There are many health professionals who assess and treat toe walking. Family physicians, neurologists, orthopaedic surgeons, pediatricians, physical therapists, physiotherapists and podiatrists are all commonly consulted. Treatment will depend on the cause of the condition.

==Treatment==
For idiopathic toe walking in young children, health professionals may prefer to watch and wait, as the child may "outgrow" the toe walking with time. There are limited treatments that demonstrate long-term walking change. Many treatments instead focus on any tightness in the calf muscles that can be associated with the toe walking.

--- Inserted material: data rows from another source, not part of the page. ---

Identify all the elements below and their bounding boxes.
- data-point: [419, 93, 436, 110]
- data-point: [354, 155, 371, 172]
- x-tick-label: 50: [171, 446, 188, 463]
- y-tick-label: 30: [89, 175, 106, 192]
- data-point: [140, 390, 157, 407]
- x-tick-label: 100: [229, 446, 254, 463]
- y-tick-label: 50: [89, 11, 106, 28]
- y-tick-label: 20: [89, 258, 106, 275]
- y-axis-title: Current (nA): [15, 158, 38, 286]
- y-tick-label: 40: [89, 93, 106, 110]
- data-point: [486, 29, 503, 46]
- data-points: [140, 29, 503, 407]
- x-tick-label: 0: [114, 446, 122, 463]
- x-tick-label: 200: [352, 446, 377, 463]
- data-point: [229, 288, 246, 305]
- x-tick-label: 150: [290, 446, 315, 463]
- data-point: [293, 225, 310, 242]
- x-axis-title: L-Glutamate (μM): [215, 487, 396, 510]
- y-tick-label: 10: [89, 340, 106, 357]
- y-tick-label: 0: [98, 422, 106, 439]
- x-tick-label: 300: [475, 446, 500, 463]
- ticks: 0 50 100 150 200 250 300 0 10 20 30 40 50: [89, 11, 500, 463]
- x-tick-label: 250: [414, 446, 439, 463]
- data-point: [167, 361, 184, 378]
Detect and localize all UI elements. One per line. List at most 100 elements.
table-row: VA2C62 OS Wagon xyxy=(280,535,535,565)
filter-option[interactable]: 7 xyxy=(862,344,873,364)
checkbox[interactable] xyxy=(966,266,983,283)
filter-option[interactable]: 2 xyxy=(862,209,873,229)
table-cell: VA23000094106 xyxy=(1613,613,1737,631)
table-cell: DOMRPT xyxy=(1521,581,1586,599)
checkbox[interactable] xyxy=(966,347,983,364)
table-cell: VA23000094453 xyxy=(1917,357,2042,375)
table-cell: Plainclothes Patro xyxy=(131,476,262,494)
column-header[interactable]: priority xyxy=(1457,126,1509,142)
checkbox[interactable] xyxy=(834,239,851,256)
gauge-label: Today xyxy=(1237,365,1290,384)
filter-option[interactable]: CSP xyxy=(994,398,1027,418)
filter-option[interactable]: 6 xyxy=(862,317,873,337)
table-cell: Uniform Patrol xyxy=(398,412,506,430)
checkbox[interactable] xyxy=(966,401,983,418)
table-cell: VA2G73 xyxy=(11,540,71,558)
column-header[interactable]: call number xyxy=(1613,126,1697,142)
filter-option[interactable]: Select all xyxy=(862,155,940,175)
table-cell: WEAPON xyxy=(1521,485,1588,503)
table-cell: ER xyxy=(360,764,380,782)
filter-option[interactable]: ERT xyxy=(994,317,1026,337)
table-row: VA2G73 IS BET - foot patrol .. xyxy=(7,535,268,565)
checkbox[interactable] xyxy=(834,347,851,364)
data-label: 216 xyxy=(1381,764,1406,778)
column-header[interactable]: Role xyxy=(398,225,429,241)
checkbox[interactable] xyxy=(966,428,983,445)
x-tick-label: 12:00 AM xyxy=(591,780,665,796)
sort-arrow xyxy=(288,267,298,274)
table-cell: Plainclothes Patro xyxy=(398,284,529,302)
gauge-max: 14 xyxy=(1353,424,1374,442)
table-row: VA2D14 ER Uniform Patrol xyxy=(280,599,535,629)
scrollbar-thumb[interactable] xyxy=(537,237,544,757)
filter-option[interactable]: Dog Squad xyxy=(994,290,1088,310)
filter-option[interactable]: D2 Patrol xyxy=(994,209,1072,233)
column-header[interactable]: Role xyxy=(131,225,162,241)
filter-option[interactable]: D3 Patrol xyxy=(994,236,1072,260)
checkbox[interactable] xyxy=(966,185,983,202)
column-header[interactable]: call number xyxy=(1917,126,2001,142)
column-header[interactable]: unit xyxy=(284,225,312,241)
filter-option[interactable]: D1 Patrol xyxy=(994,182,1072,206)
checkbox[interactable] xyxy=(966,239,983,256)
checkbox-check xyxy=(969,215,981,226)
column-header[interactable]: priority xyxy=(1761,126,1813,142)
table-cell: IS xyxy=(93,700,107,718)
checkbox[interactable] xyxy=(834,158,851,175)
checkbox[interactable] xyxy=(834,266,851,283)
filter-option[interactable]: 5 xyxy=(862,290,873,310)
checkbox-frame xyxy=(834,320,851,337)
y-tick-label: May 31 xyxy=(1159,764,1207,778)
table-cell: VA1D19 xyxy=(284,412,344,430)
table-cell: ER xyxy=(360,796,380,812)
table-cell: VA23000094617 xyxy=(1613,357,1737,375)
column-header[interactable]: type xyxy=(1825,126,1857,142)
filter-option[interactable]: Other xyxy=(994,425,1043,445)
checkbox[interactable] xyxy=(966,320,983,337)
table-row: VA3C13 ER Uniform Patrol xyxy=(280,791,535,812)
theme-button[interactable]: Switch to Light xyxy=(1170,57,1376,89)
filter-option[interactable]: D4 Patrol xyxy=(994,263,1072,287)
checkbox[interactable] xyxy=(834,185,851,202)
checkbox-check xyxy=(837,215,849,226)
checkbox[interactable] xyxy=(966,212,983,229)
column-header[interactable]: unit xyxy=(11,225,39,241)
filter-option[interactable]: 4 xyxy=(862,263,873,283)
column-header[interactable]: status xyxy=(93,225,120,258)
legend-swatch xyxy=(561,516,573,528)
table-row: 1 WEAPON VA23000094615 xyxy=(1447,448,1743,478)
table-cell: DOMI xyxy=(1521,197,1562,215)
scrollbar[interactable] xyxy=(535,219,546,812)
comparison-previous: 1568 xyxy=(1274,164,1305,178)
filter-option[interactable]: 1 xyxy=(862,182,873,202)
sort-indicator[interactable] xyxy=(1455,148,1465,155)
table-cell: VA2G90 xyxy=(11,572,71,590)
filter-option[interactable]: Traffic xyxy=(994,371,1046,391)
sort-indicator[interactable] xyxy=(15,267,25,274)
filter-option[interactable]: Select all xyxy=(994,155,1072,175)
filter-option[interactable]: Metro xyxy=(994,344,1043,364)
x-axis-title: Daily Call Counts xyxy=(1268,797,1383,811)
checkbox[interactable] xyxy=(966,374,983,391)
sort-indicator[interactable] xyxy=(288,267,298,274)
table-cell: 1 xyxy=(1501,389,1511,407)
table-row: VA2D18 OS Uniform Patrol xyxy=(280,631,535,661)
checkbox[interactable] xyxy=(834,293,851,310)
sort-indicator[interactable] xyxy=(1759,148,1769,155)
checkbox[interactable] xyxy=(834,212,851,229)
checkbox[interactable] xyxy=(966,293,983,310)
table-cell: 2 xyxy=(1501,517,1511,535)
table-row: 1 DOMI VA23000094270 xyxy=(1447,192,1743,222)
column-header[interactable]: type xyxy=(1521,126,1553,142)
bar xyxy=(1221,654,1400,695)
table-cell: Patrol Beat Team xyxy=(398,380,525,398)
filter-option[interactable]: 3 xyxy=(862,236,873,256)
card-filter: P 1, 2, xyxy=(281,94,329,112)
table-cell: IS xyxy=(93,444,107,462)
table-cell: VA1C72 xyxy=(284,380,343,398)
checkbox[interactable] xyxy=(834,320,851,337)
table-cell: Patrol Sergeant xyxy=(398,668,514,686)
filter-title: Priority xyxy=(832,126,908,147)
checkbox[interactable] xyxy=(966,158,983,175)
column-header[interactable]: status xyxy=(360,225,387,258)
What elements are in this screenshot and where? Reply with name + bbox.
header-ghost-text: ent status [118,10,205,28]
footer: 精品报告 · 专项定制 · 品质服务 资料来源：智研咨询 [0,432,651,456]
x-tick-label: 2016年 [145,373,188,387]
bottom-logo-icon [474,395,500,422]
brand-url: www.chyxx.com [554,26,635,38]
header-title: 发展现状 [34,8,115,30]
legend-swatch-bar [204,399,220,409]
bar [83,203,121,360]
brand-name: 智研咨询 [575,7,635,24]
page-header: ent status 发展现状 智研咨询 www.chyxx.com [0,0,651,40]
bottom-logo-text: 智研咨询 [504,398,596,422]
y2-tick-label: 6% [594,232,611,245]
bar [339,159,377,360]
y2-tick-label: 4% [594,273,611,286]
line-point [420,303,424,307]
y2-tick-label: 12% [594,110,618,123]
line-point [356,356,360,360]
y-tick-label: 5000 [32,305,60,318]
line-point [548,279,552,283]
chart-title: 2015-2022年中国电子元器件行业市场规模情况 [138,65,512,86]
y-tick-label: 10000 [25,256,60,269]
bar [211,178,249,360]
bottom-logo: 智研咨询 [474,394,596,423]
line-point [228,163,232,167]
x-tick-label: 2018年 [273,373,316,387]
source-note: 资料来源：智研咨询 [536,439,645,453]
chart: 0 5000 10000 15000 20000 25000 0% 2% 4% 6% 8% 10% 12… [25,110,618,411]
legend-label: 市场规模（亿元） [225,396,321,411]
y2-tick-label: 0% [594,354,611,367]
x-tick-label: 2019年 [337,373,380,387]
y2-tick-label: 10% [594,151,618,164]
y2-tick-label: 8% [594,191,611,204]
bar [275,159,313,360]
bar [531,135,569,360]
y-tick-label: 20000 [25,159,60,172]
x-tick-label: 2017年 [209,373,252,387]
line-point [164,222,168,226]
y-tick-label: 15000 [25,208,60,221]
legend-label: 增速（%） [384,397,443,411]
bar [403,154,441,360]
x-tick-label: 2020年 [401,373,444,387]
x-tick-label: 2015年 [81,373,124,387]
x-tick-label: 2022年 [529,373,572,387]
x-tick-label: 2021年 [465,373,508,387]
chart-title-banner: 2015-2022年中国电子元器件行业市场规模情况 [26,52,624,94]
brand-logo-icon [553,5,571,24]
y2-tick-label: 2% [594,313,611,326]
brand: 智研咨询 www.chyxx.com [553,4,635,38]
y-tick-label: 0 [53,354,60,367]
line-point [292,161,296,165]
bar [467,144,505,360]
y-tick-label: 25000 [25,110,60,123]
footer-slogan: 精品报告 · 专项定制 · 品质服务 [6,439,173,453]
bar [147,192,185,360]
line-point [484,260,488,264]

Common treatments for idiopathic toe walking can include:
- Wearing a brace, splint or type of orthoses either during the day, night, or both. The brace limits the ability of the child to walk on their toes and may stretch muscle and tendon at the back of the leg. One type of orthoses commonly used are an ankle-foot orthoses (AFO).
- Serial casting, where the leg is cast with the calf muscle stretched. The cast is changed weekly with progressive stretching. Sometimes, these casts are not be changed weekly and instead every 2–3 weeks.
- Botox therapy may be used to paralyze the calf muscles to reduce the opposite of the muscles to work harder. This may be used with serial casting or splinting; however, one small study has shown this has limited impact.
- If conservative (non-surgical) measures do not help with changing the walking or making the calf muscles longer and correcting the toe walking after about 12–24 months, surgical lengthening of the tendon is an option. The surgery is typically done under full anaesthesia but, if there are no issues, the child is released the same day. After the surgery, a below-the-knee walking cast is often worn for six weeks and then an AFO is worn to protect the tendon for several months.

For toe walking which results from other medical conditions, additional specialists may need to be consulted.